Use calls to action throughout the site
Calls to action are exactly that; an eye-catching part of the site that is designed to prompt the desired behavior from a customer. In most cases, calls to action are used to try and encourage someone to buy a product. They can also be used to encourage email list sign ups or follow the company on social media.
- Calls to action should be distinct from the rest of the site. Bright colors and text changes are commonly used to help distinguish the call to action from its surroundings.
- Simplicity is the key for a call to action. Opt for basic statements such as “Buy Now!” or “Try Here!”. Anything more in-depth than this risks losing the urgency that a call to action should be seeking to create.
- Calls to action work best when they are placed in the top-half of your website. As a call to action is an immediate command, you want your customers to see it instantly rather than having to scroll to find it.
Encourage people to register with the site
Not everyone who wants to buy from your online shop will want to register, but it’s very beneficial to you if they do. A customer registering helps you to build your email list and gives you better options for promotions and marketing in the future.
- Provide incentives for customers to register; for example, you could offer 10% off their first order when they sign up to the site.
- Explain the benefits of registering to customers, such as easier order tracking and simpler management of their purchase history.
- Make registration easy; a name and an email address is more than sufficient to begin with if that works for your business. Customers are liable to abandon a registration attempt if they have to fill in too many fields, so keep things simple. You can always ask for further details, such as their address and phone number, when they make a purchase.

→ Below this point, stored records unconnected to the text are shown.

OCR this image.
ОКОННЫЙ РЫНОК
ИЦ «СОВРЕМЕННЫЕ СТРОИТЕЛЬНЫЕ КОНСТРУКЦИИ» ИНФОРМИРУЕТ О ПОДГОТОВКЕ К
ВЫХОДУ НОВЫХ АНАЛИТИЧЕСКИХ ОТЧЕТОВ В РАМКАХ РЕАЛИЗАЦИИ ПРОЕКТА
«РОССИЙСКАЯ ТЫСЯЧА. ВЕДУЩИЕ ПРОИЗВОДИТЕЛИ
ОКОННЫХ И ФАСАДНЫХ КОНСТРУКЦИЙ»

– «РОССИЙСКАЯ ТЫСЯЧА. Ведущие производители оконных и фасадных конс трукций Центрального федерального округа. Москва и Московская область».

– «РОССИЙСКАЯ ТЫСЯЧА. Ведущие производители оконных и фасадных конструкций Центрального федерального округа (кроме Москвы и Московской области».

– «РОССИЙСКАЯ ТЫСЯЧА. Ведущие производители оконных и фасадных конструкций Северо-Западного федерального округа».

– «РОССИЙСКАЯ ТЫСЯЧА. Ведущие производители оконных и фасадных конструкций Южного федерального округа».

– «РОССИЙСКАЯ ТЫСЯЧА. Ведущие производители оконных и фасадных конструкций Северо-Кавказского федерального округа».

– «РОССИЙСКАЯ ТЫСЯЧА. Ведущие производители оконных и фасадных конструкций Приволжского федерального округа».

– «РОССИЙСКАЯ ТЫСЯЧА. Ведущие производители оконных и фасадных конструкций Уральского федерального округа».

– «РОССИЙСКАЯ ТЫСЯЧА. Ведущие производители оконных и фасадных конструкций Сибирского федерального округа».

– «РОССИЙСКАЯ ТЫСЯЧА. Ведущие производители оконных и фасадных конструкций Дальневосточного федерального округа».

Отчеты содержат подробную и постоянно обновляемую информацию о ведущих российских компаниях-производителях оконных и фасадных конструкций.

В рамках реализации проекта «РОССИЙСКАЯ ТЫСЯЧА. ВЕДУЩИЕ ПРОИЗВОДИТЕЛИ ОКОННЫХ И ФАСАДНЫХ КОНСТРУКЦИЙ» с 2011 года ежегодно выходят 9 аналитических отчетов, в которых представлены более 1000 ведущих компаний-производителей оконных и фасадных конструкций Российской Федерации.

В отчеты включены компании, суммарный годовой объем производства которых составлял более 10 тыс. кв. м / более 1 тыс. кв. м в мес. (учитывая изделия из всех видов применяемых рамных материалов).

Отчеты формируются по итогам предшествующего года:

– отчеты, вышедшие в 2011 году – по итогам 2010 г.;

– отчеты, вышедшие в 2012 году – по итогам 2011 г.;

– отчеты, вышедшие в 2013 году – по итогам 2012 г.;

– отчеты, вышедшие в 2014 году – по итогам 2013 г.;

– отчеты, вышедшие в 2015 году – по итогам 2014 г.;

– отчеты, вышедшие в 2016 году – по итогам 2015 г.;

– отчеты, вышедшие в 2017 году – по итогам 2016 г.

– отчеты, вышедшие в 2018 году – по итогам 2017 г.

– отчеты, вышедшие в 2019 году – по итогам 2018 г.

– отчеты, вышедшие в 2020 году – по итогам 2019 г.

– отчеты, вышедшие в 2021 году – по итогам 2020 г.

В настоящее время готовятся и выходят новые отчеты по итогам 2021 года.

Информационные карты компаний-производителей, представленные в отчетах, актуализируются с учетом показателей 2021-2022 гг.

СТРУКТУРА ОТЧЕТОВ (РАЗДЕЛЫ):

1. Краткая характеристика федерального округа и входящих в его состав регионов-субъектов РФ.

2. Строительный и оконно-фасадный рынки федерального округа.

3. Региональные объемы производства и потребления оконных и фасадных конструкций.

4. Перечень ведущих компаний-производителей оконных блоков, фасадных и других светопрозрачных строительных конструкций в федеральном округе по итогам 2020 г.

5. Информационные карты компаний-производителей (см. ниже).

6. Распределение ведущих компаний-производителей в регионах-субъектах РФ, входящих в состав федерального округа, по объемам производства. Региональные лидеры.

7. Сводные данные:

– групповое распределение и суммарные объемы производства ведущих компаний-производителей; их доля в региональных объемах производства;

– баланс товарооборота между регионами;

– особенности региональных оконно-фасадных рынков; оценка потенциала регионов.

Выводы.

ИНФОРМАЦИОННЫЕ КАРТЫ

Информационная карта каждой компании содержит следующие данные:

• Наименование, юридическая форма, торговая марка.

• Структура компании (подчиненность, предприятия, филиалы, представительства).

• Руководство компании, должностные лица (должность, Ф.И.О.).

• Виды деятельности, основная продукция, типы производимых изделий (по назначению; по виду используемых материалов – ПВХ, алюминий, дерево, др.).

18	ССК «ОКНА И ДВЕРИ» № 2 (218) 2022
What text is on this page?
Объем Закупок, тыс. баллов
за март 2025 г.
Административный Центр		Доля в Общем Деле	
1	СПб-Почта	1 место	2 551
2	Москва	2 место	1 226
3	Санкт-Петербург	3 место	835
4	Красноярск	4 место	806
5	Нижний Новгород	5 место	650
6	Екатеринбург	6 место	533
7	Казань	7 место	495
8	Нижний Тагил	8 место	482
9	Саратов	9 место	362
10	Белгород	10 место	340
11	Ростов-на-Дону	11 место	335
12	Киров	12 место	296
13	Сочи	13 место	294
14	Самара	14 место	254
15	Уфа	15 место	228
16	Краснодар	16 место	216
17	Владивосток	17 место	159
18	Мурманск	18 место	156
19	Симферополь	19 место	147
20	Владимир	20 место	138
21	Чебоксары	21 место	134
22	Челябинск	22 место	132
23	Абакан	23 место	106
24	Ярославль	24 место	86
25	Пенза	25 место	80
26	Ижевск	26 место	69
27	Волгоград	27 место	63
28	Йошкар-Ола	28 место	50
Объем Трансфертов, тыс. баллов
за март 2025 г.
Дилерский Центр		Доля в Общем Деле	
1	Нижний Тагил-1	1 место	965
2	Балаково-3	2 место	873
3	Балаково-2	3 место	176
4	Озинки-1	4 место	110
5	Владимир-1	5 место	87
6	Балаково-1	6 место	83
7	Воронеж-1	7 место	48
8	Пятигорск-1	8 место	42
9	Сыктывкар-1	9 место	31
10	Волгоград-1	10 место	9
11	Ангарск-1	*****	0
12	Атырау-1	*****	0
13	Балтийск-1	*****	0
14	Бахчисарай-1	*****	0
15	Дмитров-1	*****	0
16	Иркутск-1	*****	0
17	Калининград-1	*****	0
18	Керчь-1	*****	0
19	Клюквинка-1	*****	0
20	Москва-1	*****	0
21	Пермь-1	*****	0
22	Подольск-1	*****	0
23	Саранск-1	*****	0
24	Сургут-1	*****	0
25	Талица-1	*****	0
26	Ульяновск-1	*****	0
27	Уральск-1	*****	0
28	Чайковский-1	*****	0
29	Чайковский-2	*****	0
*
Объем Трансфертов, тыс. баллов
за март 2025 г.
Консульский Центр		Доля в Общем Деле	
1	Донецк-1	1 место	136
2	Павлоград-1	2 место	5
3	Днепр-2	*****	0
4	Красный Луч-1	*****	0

Simplify the checkout process
Buying from your site should be simplicity itself. Some customers will simply abandon a cart if the process is taking too long, so getting this area right is key for converting sales:
- Keep your checkout basic. Adding additional steps — for example “items you might be interested in!” pages — before the checkout is not recommended. Use these after checkout, rather than before: get the sale first!
- Allow guest checkout. As beneficial as it may be for customers to register on your site, it’s more important to get the sale, so don’t make registration compulsory to buy. Many customers prefer guest checkout, so it’s important you allow this option for those who want to use it— hopefully, they will sign up eventually anyway.
- Offer as wide a range of payment methods as you can. The last thing you want is for a customer to click away from your website if you don’t accept their preferred payment method.
Add supplementary pages
Finally, build trust with your customers by providing supplementary information. There are a few different pages you may want to add:
- FAQ pages help to reduce the amount of time you will spend answering the same questions to customers. This can help customers feel more confident about the buying process.
- Policy pages are a must. Be transparent and open with these pages, and make it clear where the customers stands and what their rights are. Use clear, simple English. You don’t want to confuse your customers with impenetrable legalese.
- A contact page is an absolute must for any ecommerce site. This should include relevant phone numbers, your email address, a separate contact form, and links to the site’s social media accounts. Not only does this reassure customers that they will be able to discuss any problems with you, but it can also help to boost your tribe.
Successful ecommerce shops take a lot of work, a lot of instinct, and even a tiny bit of luck sometimes. However, with the right ingredients, your ecommerce shop could soon be flying high alongside the biggest and the best.